Abdülhak Hamit Tarhan Eşinin Cenazesinde Tanıştığı Kadınla Evlendi mi?
Babası hayatını kaybettikten sonra İstanbul’a döner. Bir yandan memuriyet hayatını sürdürürken bir yandan da yeni arkadaşlar edinir. Recaizade Mahmud Ekrem ile tanışır, onun etkisiyle birlikte, “Sabr-u Sebat, İçli Kız, Duhteri Hindu” eserlerini yazar.
1874’te eşi Fatma Pirizade ile tanışır.
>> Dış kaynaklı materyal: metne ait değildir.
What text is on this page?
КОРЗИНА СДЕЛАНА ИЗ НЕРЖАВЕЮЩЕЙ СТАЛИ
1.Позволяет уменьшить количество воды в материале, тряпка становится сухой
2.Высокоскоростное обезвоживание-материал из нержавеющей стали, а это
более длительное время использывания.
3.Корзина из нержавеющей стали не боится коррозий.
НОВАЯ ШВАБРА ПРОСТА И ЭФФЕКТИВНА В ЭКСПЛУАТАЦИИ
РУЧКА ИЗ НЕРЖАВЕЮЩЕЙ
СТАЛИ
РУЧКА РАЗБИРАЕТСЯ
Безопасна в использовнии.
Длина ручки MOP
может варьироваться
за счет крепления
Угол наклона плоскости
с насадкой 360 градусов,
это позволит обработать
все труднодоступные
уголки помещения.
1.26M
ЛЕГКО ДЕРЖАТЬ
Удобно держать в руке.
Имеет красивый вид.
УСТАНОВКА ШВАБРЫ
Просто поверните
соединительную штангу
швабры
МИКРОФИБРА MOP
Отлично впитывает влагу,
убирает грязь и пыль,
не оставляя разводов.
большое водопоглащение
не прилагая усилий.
Fatma hanım o yıllarda 14 yaşlarında olduğu tahmin ediliyor. İlişkilerine dair birçok şey rivayet edilse de mutlu bir evlilik yaşadıkları biliniyor. “beraber gezerken düşecek diye tutacak oluyordum. uyurken bir akşam uyanmayacak, ölecek gibi duruyordu. güldüğü zaman güzelliğini uçacak sanıyordum.” sözleriyle onu ne kadar sevdiğini anlatmıştır.
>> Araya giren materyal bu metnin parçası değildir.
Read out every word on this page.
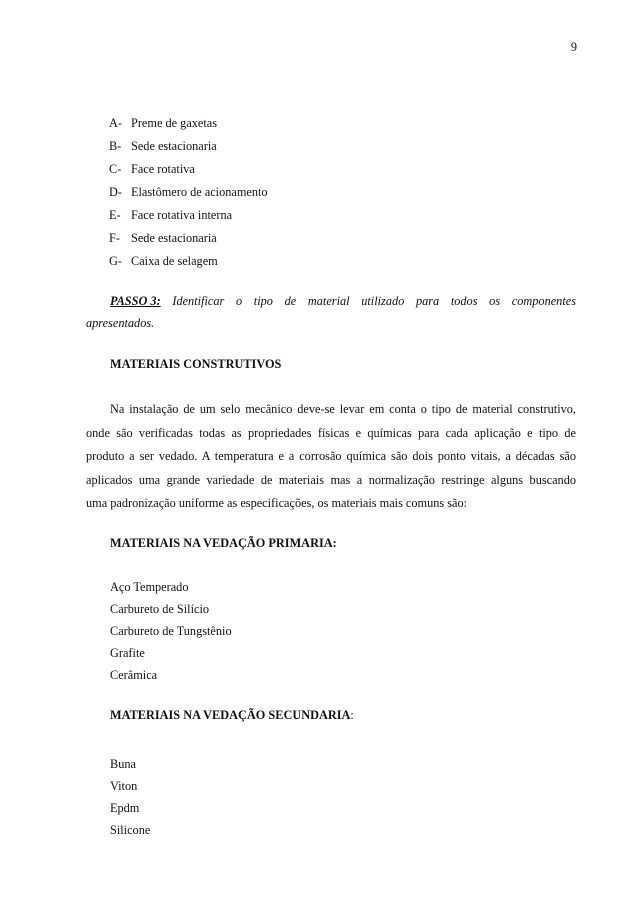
9
A- Preme de gaxetas
B- Sede estacionaria
C- Face rotativa
D- Elastômero de acionamento
E- Face rotativa interna
F- Sede estacionaria
G- Caixa de selagem
PASSO 3: Identificar o tipo de material utilizado para todos os componentes
apresentados.
MATERIAIS CONSTRUTIVOS
Na instalação de um selo mecânico deve-se levar em conta o tipo de material construtivo,
onde são verificadas todas as propriedades físicas e químicas para cada aplicação e tipo de
produto a ser vedado. A temperatura e a corrosão química são dois ponto vitais, a décadas são
aplicados uma grande variedade de materiais mas a normalização restringe alguns buscando
uma padronização uniforme as especificações, os materiais mais comuns são:
MATERIAIS NA VEDAÇÃO PRIMARIA:
Aço Temperado
Carbureto de Silício
Carbureto de Tungstênio
Grafite
Cerâmica
MATERIAIS NA VEDAÇÃO SECUNDARIA:
Buna
Viton
Epdm
Silicone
1876’da Paris’e görevi çıkar. Eşini abisine emanet eder ve Paris’e gider. Paris’te katiplik yapar, bu sırada Paris’i tanımaya başlar. Fransız şairlerle tanışır, çapkınlığıyla bilinen şairimiz “divaneliklerim” adlı eserinde Paris’te yaşadığı anıları anlatmıştır. “Nesteren” adlı eserinden dolayı Paris’teki görevinden alınır ve tekrar İstanbul’a döner.
1883’te eşi hastalanır. Beyrut’ta çalıştığı sırada eşinin hastalık haberini öğrenir ve Fatma hanıma da yanına almak üzere konsolosluğa gider. Bir çok pastoral şiiri bu dönemde yazar. 1885’te Fatma hanım fenalaşır, verem Fatma hanımı öldürecektir…
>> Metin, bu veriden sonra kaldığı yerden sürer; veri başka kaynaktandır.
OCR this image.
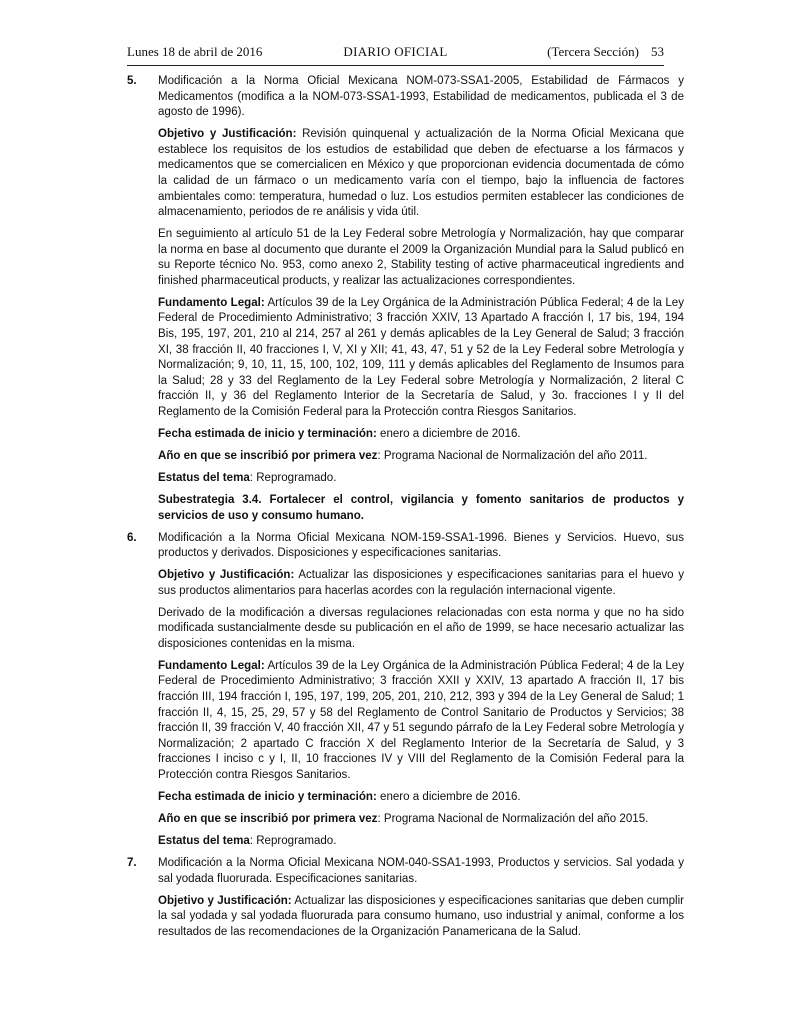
Lunes 18 de abril de 2016	DIARIO OFICIAL	(Tercera Sección) 53
5. Modificación a la Norma Oficial Mexicana NOM-073-SSA1-2005, Estabilidad de Fármacos y Medicamentos (modifica a la NOM-073-SSA1-1993, Estabilidad de medicamentos, publicada el 3 de agosto de 1996).

Objetivo y Justificación: Revisión quinquenal y actualización de la Norma Oficial Mexicana que establece los requisitos de los estudios de estabilidad que deben de efectuarse a los fármacos y medicamentos que se comercialicen en México y que proporcionan evidencia documentada de cómo la calidad de un fármaco o un medicamento varía con el tiempo, bajo la influencia de factores ambientales como: temperatura, humedad o luz. Los estudios permiten establecer las condiciones de almacenamiento, periodos de re análisis y vida útil.

En seguimiento al artículo 51 de la Ley Federal sobre Metrología y Normalización, hay que comparar la norma en base al documento que durante el 2009 la Organización Mundial para la Salud publicó en su Reporte técnico No. 953, como anexo 2, Stability testing of active pharmaceutical ingredients and finished pharmaceutical products, y realizar las actualizaciones correspondientes.

Fundamento Legal: Artículos 39 de la Ley Orgánica de la Administración Pública Federal; 4 de la Ley Federal de Procedimiento Administrativo; 3 fracción XXIV, 13 Apartado A fracción I, 17 bis, 194, 194 Bis, 195, 197, 201, 210 al 214, 257 al 261 y demás aplicables de la Ley General de Salud; 3 fracción XI, 38 fracción II, 40 fracciones I, V, XI y XII; 41, 43, 47, 51 y 52 de la Ley Federal sobre Metrología y Normalización; 9, 10, 11, 15, 100, 102, 109, 111 y demás aplicables del Reglamento de Insumos para la Salud; 28 y 33 del Reglamento de la Ley Federal sobre Metrología y Normalización, 2 literal C fracción II, y 36 del Reglamento Interior de la Secretaría de Salud, y 3o. fracciones I y II del Reglamento de la Comisión Federal para la Protección contra Riesgos Sanitarios.

Fecha estimada de inicio y terminación: enero a diciembre de 2016.

Año en que se inscribió por primera vez: Programa Nacional de Normalización del año 2011.

Estatus del tema: Reprogramado.

Subestrategia 3.4. Fortalecer el control, vigilancia y fomento sanitarios de productos y servicios de uso y consumo humano.

6. Modificación a la Norma Oficial Mexicana NOM-159-SSA1-1996. Bienes y Servicios. Huevo, sus productos y derivados. Disposiciones y especificaciones sanitarias.

Objetivo y Justificación: Actualizar las disposiciones y especificaciones sanitarias para el huevo y sus productos alimentarios para hacerlas acordes con la regulación internacional vigente.

Derivado de la modificación a diversas regulaciones relacionadas con esta norma y que no ha sido modificada sustancialmente desde su publicación en el año de 1999, se hace necesario actualizar las disposiciones contenidas en la misma.

Fundamento Legal: Artículos 39 de la Ley Orgánica de la Administración Pública Federal; 4 de la Ley Federal de Procedimiento Administrativo; 3 fracción XXII y XXIV, 13 apartado A fracción II, 17 bis fracción III, 194 fracción I, 195, 197, 199, 205, 201, 210, 212, 393 y 394 de la Ley General de Salud; 1 fracción II, 4, 15, 25, 29, 57 y 58 del Reglamento de Control Sanitario de Productos y Servicios; 38 fracción II, 39 fracción V, 40 fracción XII, 47 y 51 segundo párrafo de la Ley Federal sobre Metrología y Normalización; 2 apartado C fracción X del Reglamento Interior de la Secretaría de Salud, y 3 fracciones I inciso c y I, II, 10 fracciones IV y VIII del Reglamento de la Comisión Federal para la Protección contra Riesgos Sanitarios.

Fecha estimada de inicio y terminación: enero a diciembre de 2016.

Año en que se inscribió por primera vez: Programa Nacional de Normalización del año 2015.

Estatus del tema: Reprogramado.

7. Modificación a la Norma Oficial Mexicana NOM-040-SSA1-1993, Productos y servicios. Sal yodada y sal yodada fluorurada. Especificaciones sanitarias.

Objetivo y Justificación: Actualizar las disposiciones y especificaciones sanitarias que deben cumplir la sal yodada y sal yodada fluorurada para consumo humano, uso industrial y animal, conforme a los resultados de las recomendaciones de la Organización Panamericana de la Salud.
Karısının Beyrut’ta ki mezarının başından ayrılmaz. Şair, 40 günde zayıflar, sağlığı bozulur. Bu yaşadığı tarifsiz acıyı makber adlı şiirinde şu dizlerle kaleme alır.
Makber
“her yer karanlık, pür-nûr o mevki!..
mağrib mi yoksa, makber mi yâ rab?
yâ hâbgâh-ı dilber mi yâ rab;
rü’yâ değil bu, ayniyle vâki!..
(…)
eyvah!.. ne yer ne yar kaldı,
gönlüm dolu ah u zar kaldı.
şimdi buradaydı gitdi elden,
gitdi ebede, gelip ezelden.
ben gitdim, o hak-sar kaldı,
bir kus¸ede tar-mar kaldı;
baki o enis-i dilden, eyvah!..
beyrut’da bir mezar kaldı.”
Şairin Fatma hanımın ölümünün ardından evlendiği iddiası da tamamen yalandır. İkinci karısıyla İngiltere’de yapmış olduğu görev sırasında tanışmıştır. Fatma Hanımı şiirlerinde her zaman anmıştır.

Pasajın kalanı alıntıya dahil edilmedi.